Lowestoft3 Naval Raid.


  1. “Cars”: Meaning tram-cars, as usual. 

  2. “Wrote out the paper…”: Possibly the Proclamation of the Irish Republic

  3. Lowestoft: this was intended to be a very big operation, and was timed to coincide with the Dublin Easter Rising, the Irish rebels having asked for German supporting action. Very briefly: 8 Zeppelins bombed Norwich, Lincoln, Harwich and Ipswich on 24 April, then a strong German naval force arrived off East Anglia, and by bombarding Lowestoft and Yarmouth hoped to draw divided Royal Navy forces to be attacked and beaten separately; the Germans correctly believed that the High Seas Fleet was widely divided, part of it trying to carry out a similar plan on the German coast, but some British ships had returned after colliding in fog, and were not where the Germans expected. The German leading battleship hit a mine, and all in all the whole operation was greatly disrupted and achieved nothing. 

24 April 1916; Easter Monday

Went across to Soldiers’ Home in the morning and played the piano a bit and a game called Badminton. Met Inwoods in the afternoon and went up the moors with Mr and Mrs Inwood, Franchie, Miss Yately, an Engineer, and Leishman. Had pleasant walk. Returned to Inwoods’ to tea. After tea Mr and Mrs Ford, Meyrick, Hunter, and Read. Played games and had a bit music. Had a good time. Forgot my ball.

22 April 1916; Saturday

On parade in the morning. Went to Mappin Art Gallery1 and saw Raemarker’s [sic] cartoons2. Had tea at the Y.M. and then went to the Victoria Hall and heard W.H. Jude3. He was very good.

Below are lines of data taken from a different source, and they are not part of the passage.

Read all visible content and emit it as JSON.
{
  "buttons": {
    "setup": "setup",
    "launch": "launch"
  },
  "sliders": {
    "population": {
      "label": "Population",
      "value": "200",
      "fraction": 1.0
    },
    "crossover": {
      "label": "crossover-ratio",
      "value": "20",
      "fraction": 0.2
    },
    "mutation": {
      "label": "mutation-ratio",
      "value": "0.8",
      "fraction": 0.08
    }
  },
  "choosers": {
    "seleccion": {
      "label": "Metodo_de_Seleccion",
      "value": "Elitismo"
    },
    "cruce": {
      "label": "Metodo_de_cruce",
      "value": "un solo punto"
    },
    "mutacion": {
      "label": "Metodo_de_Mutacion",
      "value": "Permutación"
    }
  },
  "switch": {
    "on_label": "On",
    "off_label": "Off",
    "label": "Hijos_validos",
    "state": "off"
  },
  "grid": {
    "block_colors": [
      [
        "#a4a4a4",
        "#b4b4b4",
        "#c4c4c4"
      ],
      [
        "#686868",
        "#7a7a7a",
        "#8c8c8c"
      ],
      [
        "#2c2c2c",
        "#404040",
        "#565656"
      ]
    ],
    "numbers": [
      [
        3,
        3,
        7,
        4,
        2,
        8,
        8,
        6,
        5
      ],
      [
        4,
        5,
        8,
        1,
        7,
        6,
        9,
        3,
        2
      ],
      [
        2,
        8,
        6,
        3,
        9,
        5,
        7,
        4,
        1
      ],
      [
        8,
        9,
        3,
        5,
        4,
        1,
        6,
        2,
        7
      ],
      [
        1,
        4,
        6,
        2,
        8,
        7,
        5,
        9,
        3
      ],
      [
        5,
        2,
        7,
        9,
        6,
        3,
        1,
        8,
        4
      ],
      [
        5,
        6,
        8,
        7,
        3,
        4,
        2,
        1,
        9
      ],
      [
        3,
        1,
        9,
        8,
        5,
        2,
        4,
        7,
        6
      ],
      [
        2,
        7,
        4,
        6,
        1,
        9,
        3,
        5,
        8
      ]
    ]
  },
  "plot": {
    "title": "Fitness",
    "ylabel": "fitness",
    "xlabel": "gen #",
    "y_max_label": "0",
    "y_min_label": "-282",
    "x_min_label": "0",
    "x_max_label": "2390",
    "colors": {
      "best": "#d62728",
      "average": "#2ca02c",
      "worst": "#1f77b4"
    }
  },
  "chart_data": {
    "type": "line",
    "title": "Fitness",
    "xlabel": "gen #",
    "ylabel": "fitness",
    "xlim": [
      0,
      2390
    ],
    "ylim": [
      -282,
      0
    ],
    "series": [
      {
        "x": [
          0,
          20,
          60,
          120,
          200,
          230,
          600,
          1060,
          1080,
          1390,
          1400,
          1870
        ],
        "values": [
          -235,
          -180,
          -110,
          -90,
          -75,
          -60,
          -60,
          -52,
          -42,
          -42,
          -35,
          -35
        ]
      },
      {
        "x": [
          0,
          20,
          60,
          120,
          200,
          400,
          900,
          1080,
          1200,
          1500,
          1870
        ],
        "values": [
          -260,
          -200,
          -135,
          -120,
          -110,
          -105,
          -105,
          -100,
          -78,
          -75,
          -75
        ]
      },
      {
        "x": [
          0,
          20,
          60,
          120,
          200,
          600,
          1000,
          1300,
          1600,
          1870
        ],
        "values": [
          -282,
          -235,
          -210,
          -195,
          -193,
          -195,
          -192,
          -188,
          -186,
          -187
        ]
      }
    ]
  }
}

  1. Mappin Art Gallery, now Weston Park Museum. See Sheffield map

  2. Louis Raemaekers (1869 – 1956) was a Dutch painter and editorial cartoonist for the Amsterdam newspaper De Telegraaf during World War I, noted for his anti-German stance. A collection of his cartoons is available at The Project Gutenberg. Carreras issued a set of cigarette cards showing Raemaekers cartoons in 1916. 

  3. William Herbert Jude (1851 – 1922) was a composer and organist – sometimes called “the most brilliant organist of his day”; wrote operettas, nautical and other songs, but especially hymn tunes and other sacred music. He was presumably giving an organ recital at the Victoria Hall, rather than speaking.